Kalorama Information is first and foremost engaged in market analysis, not clinical research or patient education, and revenue is key in assessing commercial success in any class of therapies. While efficacy is an important factor that can have revenue impact, other factors—marketing strategy, distribution, regulatory requirements, and brand perception—also have significant impact.

In our analysis, Tysabri was considered, along with several other therapies in the MS treatment market. However, from a revenue standpoint, Tysabri does not currently measure up to other available MS treatments. Although recent efficacy data may display a therapy worthy of higher revenues, Tysabri has a shaky history and, due to potentially harmful side effects, requires a diligent patient-monitoring process.

Tysabri was originally introduced to the U.S. market in November 2004. In 2005, the product was voluntarily withdrawn from the market by the manufacturer. New warnings and prescribing education has brought this treatment back to the market.

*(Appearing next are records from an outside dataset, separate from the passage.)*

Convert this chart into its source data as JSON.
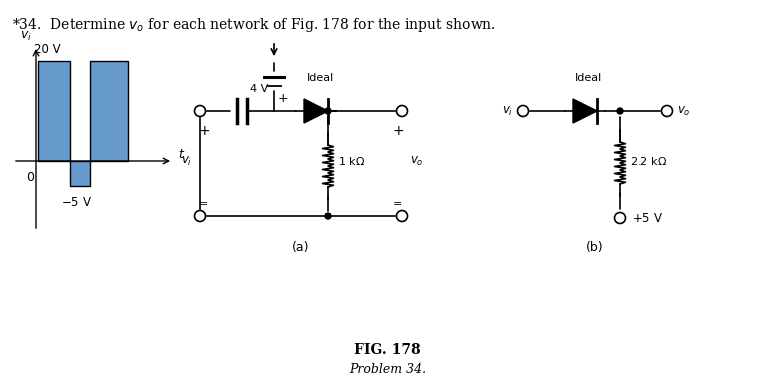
{
  "title": "*34.  Determine $v_o$ for each network of Fig. 178 for the input shown.",
  "fig_label": "FIG. 178",
  "fig_sublabel": "Problem 34.",
  "bg_color": "#ffffff",
  "text_color": "#000000",
  "blue_fill": "#6699cc",
  "label_a": "(a)",
  "label_b": "(b)"
}
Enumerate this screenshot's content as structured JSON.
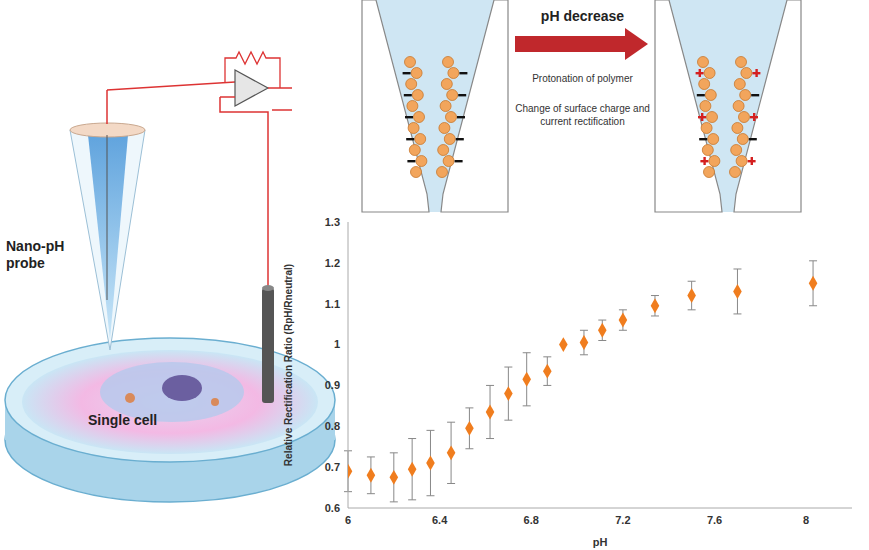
{
  "chart_data": {
    "type": "scatter",
    "x_label": "pH",
    "y_label": "Relative Rectification Ratio (RpH/Rneutral)",
    "x": [
      6.0,
      6.1,
      6.2,
      6.28,
      6.36,
      6.45,
      6.53,
      6.62,
      6.7,
      6.78,
      6.87,
      6.94,
      7.03,
      7.11,
      7.2,
      7.34,
      7.5,
      7.7,
      8.03
    ],
    "values": [
      0.69,
      0.68,
      0.675,
      0.695,
      0.71,
      0.735,
      0.795,
      0.835,
      0.88,
      0.915,
      0.935,
      1.0,
      1.005,
      1.035,
      1.06,
      1.095,
      1.12,
      1.13,
      1.15
    ],
    "errors": [
      0.05,
      0.045,
      0.06,
      0.075,
      0.08,
      0.075,
      0.05,
      0.065,
      0.065,
      0.065,
      0.035,
      0,
      0.03,
      0.025,
      0.025,
      0.025,
      0.035,
      0.055,
      0.055
    ],
    "color": "#f07d1e",
    "marker": "diamond",
    "xlim": [
      6,
      8.2
    ],
    "xticks": [
      6,
      6.4,
      6.8,
      7.2,
      7.6,
      8
    ],
    "ylim": [
      0.6,
      1.3
    ],
    "yticks": [
      0.6,
      0.7,
      0.8,
      0.9,
      1,
      1.1,
      1.2,
      1.3
    ],
    "grid": false
  },
  "diagram": {
    "probe_label": "Nano-pH probe",
    "cell_label": "Single cell",
    "arrow_label": "pH decrease",
    "notes": [
      "Protonation of polymer",
      "Change of surface charge and current rectification"
    ]
  }
}
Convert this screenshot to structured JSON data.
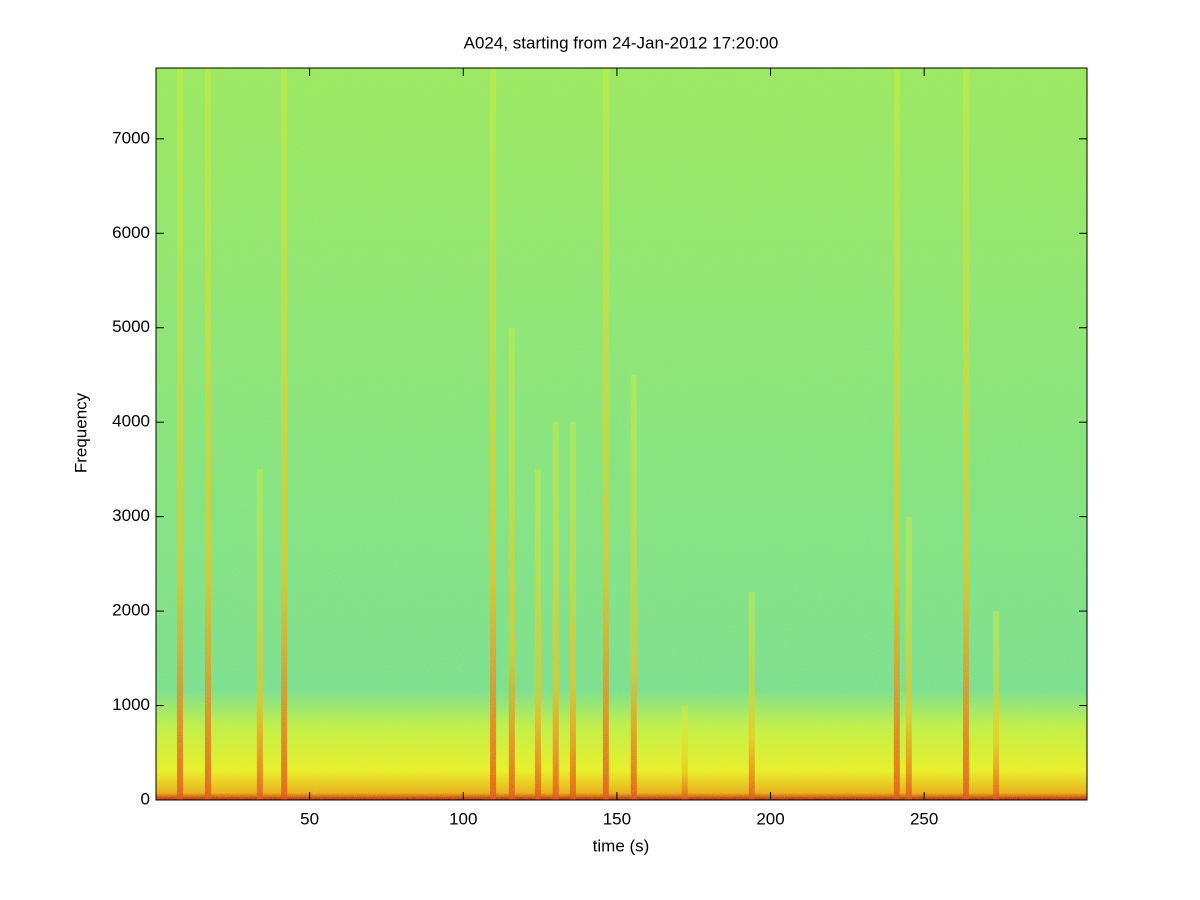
{
  "chart_data": {
    "type": "spectrogram",
    "title": "A024, starting from 24-Jan-2012 17:20:00",
    "x_label": "time (s)",
    "y_label": "Frequency",
    "xlim": [
      0,
      303
    ],
    "ylim": [
      0,
      7750
    ],
    "xticks": [
      50,
      100,
      150,
      200,
      250
    ],
    "yticks": [
      0,
      1000,
      2000,
      3000,
      4000,
      5000,
      6000,
      7000
    ],
    "x": [
      7.8,
      16.9,
      33.8,
      41.7,
      109.7,
      115.8,
      124.3,
      130.1,
      135.7,
      146.4,
      155.5,
      172.1,
      193.9,
      241.1,
      245,
      263.6,
      273.4
    ],
    "values": [
      7750,
      7750,
      3500,
      7750,
      7750,
      5000,
      3500,
      4000,
      4000,
      7750,
      4500,
      1000,
      2200,
      7750,
      3000,
      7750,
      2000
    ]
  }
}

The FDA approved the return of Tysabri to the market to delay the accumulation of physical disability and reduce the frequency of relapses in those with relapsing MS and as a treatment meant for patients who have not responded or tolerated other marketed MS treatments.

In June 2006 and July 2006, Tysabri was reintroduced to the U.S. and European markets, respectively; Tysabri was approved in Canada in October 2006. As part of the FDA approval, patients must mandatorily register for the TOUCH program along with their physicians to minimize the risk of progressive multifocal leukoencephalopathy (PML), which caused the withdrawal of the product from the market in the first place due to the reported complications and death. Since Tysabri’s return to the market, there have been no new incidents of PML.

The relaunch of the product generated revenues of $38.1 million for Tysabri during the 2006 year. This figure is significantly overshadowed by Biogen Idec’s lead MS therapy, Avonex, which generated sales of $1.7 billion in 2006, up from $1.5 billion in 2005 and $1.4 billion in 2004. Furthermore, half-year 2007 sales of Tysabri, reported by Biogen Idec, were $77 million, again a high contrast to the half-year sales generated by Avonex of $910 million.

Additionally, in comparing Tysabri to the other three products on the market—Compaxone, Rebif, and Betaseron—all of which exceed $1 billion annually, Tysabri will be fortunate to reach $300 million in the 2007 year.

While we certainly understand the enthusiasm of clinicians and patient advocacy groups concerning this treatment option, Kalorama Information’s intent in our contribution to GEN and in our full-length market analysis was only to report the commercial status of MS therapeutics and the facts of the marketplace.